La virgule en série, l’«Oxford comma», fait parler d’elle ces jours-ci. En effet, son absence dans une clause contractuelle vient de coûter 13 millions de dollars à une compagnie laitière du Maine. 

Traditionalistes vs modernistes

Cette règle de grammaire anglaise requiert qu’une virgule soit placée entre les deux derniers éléments d’une énumération. Il existe cependant un débat entre les grammairiens traditionalistes et les modernistes sur l’à-propos de cette règle de nos jours. Il y a en effet une tendance généralisée vers un style de rédaction plus simple, plus clair, plus direct, mais la majorité des guides de rédaction recommandent toujours l’utilisation de l’«Oxford comma». La simplicité de rédaction et le formalisme grammatical ne sont donc pas antinomiques, surtout en rédaction juridique.

Avant ou après

Certains d’entre vous se souviendront du dossier Rogers Communications Inc., où la virgule était aussi en vedette. Très sommairement, et en laissant de côté les arguments juridiques qui ont également été analysés, il s’agissait d’une dispute sur l’interprétation d’un contrat de licence relatif aux structures de soutènement entre Rogers et Bell Aliant pour l’utilisation par Rogers de poteaux détenus par Bell. Le droit de résiliation de la licence a finalement été décidé selon les règles de la ponctuation anglaise. En effet, la virgule placée avant la proposition finale de la version anglaise indiquait que celle-ci s’appliquait aux deux propositions, alors qu’il y avait ambiguïté à ce titre dans la version française. Une marque typographique qui aura coûté très cher. Voici les clauses en question :

8.1 Subject to the termination provisions of this Agreement, this Agreement shall be effective from the date it is made and shall continue in force for a period of five (5) years from the date it is made, and thereafter for successive five (5) year terms, unless and until terminated by one year prior notice in writing by either party.

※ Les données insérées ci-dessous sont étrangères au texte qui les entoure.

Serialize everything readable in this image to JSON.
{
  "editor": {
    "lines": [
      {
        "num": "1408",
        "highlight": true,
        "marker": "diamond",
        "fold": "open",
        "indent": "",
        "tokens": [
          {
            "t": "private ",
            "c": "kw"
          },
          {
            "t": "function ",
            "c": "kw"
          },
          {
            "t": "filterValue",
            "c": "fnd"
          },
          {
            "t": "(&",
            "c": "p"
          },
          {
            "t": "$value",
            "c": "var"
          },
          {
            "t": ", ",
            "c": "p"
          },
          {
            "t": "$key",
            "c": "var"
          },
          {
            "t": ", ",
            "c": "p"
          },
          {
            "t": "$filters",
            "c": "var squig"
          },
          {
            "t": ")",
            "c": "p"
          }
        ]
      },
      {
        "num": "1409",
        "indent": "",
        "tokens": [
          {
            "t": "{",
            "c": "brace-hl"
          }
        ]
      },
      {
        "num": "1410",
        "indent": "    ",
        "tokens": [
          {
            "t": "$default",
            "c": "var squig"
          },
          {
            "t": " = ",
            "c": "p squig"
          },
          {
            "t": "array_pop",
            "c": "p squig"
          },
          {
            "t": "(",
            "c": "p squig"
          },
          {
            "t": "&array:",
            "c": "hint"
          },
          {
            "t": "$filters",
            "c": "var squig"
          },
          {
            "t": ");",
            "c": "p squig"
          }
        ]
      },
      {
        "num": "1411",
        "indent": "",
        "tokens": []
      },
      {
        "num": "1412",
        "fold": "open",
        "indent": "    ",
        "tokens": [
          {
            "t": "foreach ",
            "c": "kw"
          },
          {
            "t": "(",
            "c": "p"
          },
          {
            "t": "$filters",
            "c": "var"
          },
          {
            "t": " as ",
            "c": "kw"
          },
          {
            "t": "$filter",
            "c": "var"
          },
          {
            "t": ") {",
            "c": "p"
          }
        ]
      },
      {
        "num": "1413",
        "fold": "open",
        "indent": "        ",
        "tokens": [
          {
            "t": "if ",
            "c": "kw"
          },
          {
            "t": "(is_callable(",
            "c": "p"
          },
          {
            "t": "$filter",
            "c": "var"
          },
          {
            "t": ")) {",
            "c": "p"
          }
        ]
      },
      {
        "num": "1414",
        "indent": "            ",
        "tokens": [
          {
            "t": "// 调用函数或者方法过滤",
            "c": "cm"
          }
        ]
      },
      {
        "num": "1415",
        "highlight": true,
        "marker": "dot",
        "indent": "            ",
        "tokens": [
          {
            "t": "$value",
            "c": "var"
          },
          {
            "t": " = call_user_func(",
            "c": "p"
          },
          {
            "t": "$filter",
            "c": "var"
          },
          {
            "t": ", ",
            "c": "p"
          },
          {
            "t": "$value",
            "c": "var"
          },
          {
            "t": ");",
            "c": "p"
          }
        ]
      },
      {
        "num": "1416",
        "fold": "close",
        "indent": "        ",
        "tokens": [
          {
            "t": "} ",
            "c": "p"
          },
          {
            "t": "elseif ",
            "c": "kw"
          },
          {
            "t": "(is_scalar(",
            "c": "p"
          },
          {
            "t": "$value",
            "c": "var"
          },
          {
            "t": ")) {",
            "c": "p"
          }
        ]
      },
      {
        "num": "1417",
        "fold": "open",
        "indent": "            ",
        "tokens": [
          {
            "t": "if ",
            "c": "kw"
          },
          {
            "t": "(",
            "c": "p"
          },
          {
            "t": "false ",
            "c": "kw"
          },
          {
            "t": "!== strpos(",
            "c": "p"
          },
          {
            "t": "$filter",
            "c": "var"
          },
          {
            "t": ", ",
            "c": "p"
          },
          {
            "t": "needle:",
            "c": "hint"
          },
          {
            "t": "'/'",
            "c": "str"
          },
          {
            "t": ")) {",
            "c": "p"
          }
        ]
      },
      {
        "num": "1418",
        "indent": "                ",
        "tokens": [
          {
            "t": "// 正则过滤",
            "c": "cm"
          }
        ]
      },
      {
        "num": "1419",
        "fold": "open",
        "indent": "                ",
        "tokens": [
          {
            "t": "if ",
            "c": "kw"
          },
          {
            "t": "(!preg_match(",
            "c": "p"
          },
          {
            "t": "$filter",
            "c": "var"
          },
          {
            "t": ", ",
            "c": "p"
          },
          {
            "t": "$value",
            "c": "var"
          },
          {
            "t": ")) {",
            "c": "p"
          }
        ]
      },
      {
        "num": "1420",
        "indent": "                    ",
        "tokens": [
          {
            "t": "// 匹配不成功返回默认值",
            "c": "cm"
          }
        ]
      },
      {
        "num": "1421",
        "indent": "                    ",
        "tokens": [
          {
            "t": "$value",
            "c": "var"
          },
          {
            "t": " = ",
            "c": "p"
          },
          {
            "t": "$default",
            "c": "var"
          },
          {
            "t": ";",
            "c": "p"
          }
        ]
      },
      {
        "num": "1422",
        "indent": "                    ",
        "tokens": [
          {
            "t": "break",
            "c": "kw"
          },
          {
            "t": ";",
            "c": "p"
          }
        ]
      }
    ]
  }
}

8.1 Sous réserve des dispositions relatives à la résiliation du présent contrat, ce dernier prend effet à la date de signature. Il demeure en vigueur pour une période de cinq (5) ans à partir de la date de la signature et il est subséquemment renouvelé pour des périodes successives de cinq (5) années, à moins de préavis écrit de résiliation signifié à l’autre partie un an avant l’expiration du contrat.

L’histoire récente du Maine nous rappelle que nous devons porter une attention particulière à cet aspect de nos pratiques puisqu’au Québec nous faisons affaire en français comme en anglais; ces langues sont tellement entremêlées au quotidien qu’il arrive que le sens d’un mot soit compris à partir de notre connaissance de l’autre langue et que la syntaxe soit un peu plus fluide qu’on ne pourrait le souhaiter. Lorsque nos instruments juridiques sont rédigés dans les deux langues, n’oublions pas que la rédaction simple est un objectif louable, mais la rédaction claire est beaucoup plus souhaitable pour tout le monde.

Référence

Rogers Communications Inc. (C.R.T.C., 2007-08-20), 2007-75.